感想、というよりもオナニーにすぎない駄文をもって文学を語ろうとする滑稽さと哀れさを今一度見つめ直してもらいたい。先に記している彼は文学を定義出来ていない自分の不見識を棚に上げ、娯楽要素を含むことが文学足りえない前提条件のように書いている。探偵小説が再読に堪えうるかという点については普遍的な事象について書いたものよりも不利で当然である上、その要素だけで描かれる探偵小説など一読の価値もない。文学を何か特別なものと思い、それに思いをはせる自分をまた特別だと思いたいのだろうが、君は大乱歩の論評に対して半歩ほども及んでいないのが現実である。
今のところ、探偵小説は文学ではない。

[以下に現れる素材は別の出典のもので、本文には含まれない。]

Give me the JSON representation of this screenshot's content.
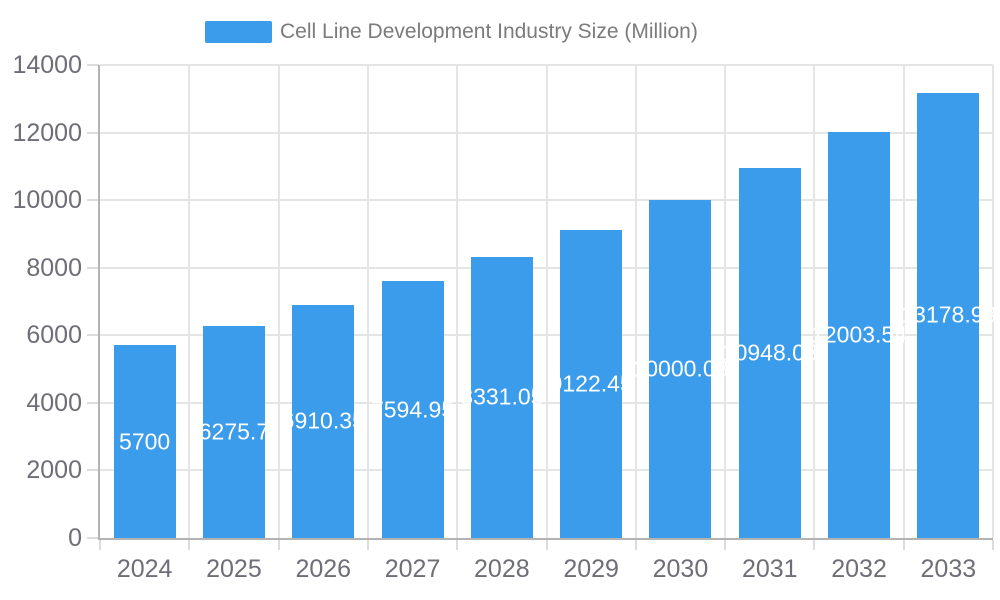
{
  "legend": {
    "label": "Cell Line Development Industry Size (Million)"
  },
  "chart_data": {
    "type": "bar",
    "title": "Cell Line Development Industry Size (Million)",
    "xlabel": "",
    "ylabel": "",
    "categories": [
      "2024",
      "2025",
      "2026",
      "2027",
      "2028",
      "2029",
      "2030",
      "2031",
      "2032",
      "2033"
    ],
    "values": [
      5700,
      6275.7,
      6910.35,
      7594.95,
      8331.05,
      9122.45,
      10000.03,
      10948.03,
      12003.54,
      13178.93
    ],
    "bar_labels": [
      "5700",
      "6275.7",
      "6910.35",
      "7594.95",
      "8331.05",
      "9122.45",
      "10000.03",
      "10948.03",
      "12003.54",
      "13178.93"
    ],
    "ylim": [
      0,
      14000
    ],
    "yticks": [
      0,
      2000,
      4000,
      6000,
      8000,
      10000,
      12000,
      14000
    ],
    "grid": true,
    "legend_position": "top-center",
    "bar_label_position": "inside-middle",
    "colors": {
      "bar": "#3b9ceb",
      "grid": "#e5e5e5",
      "tick": "#dcdcdc",
      "axis_line": "#b3b3b3",
      "axis_label": "#6e6e78",
      "legend_text": "#7b7b7b",
      "bar_label": "#ffffff",
      "background": "#ffffff"
    }
  }
}
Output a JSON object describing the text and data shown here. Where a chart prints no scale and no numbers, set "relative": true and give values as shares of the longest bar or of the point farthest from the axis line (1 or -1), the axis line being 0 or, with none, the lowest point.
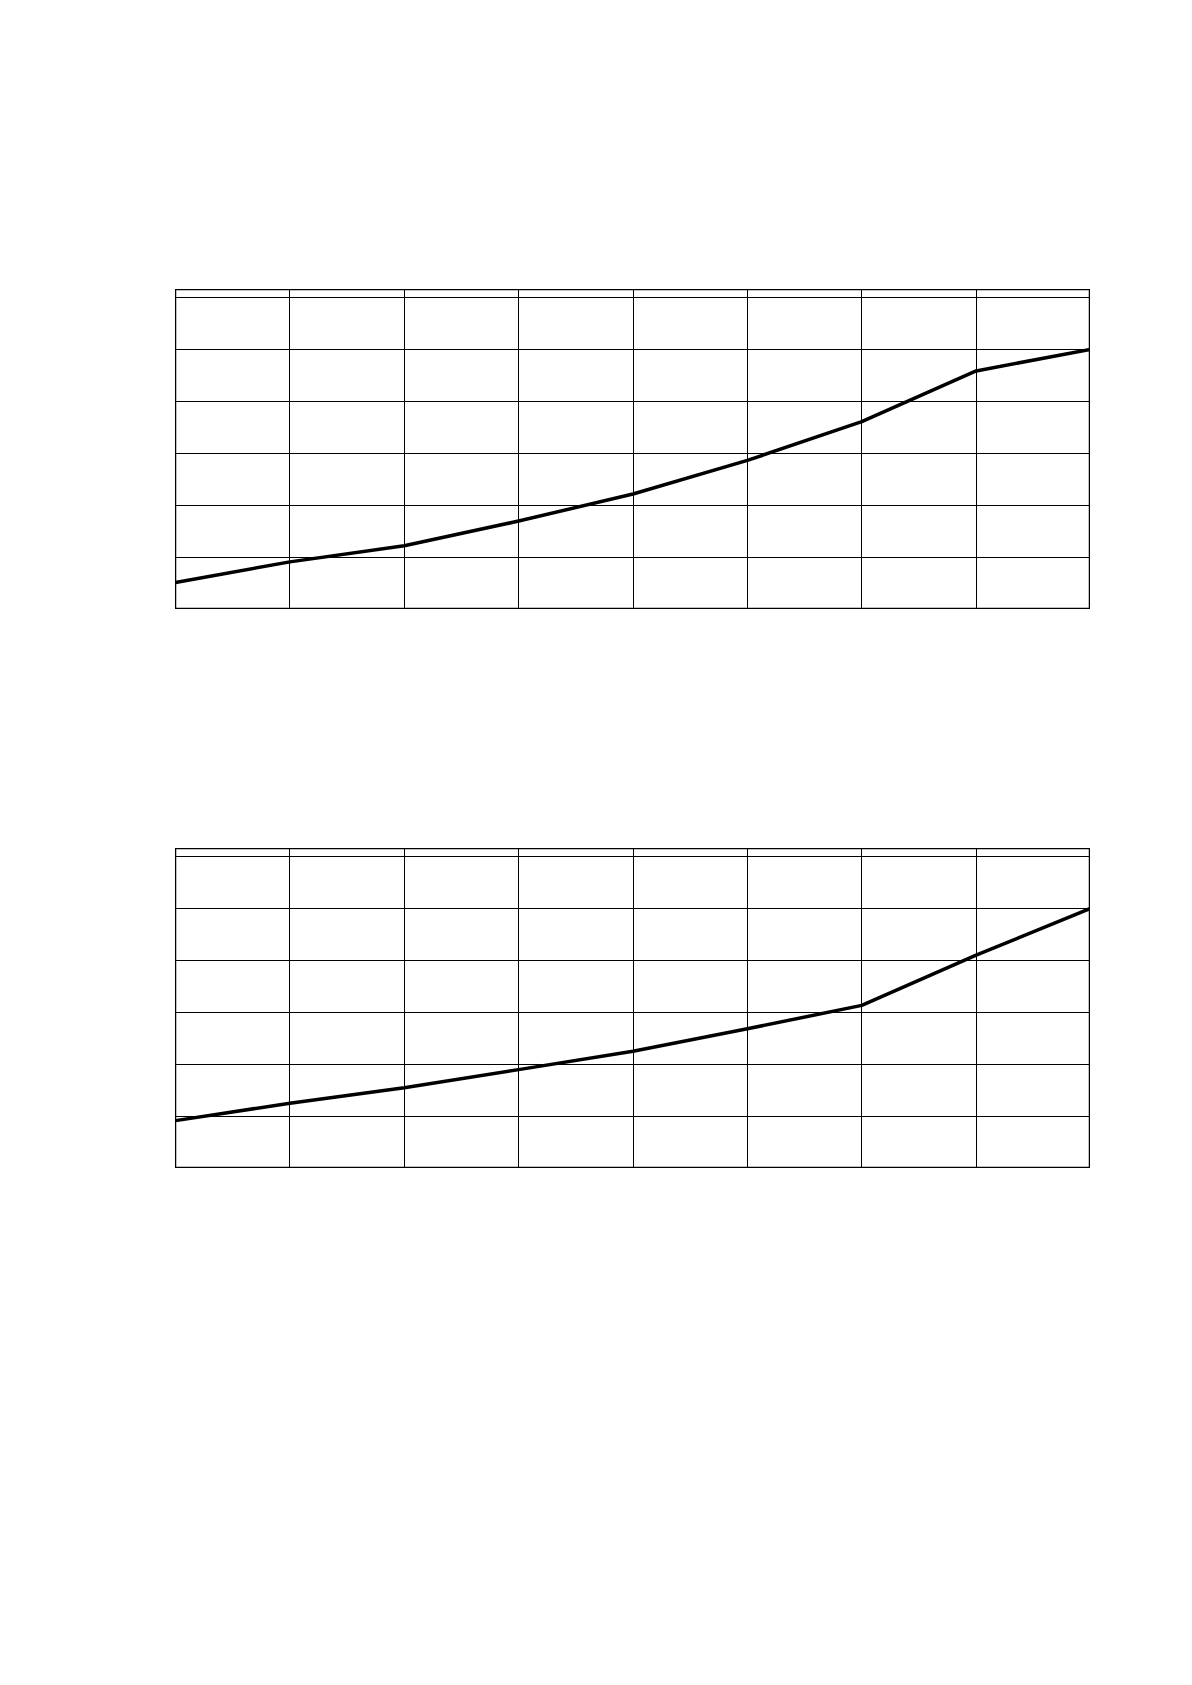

謎と論理を第一に考えると、探偵小説は文学とは乖離せざるを得ない。カラマーゾフの兄弟を探偵小説だとは言えない。日本の探偵小説は英米の作品に比べて文学的であるが故に探偵小説として劣っている。しかし、果たして本当に探偵小説文学というジャンルの創設は不可能だろうか?俳諧を芸術哲学にした芭蕉のような天才が探偵小説の分野に現れたら夢ではない。というようなことを乱歩が述べているが、天才は平成になっても出現してない。文学作品は何度読んでも面白いが探偵小説は再読はしない。その意味でもカラマーゾフは探偵小説のはずがない。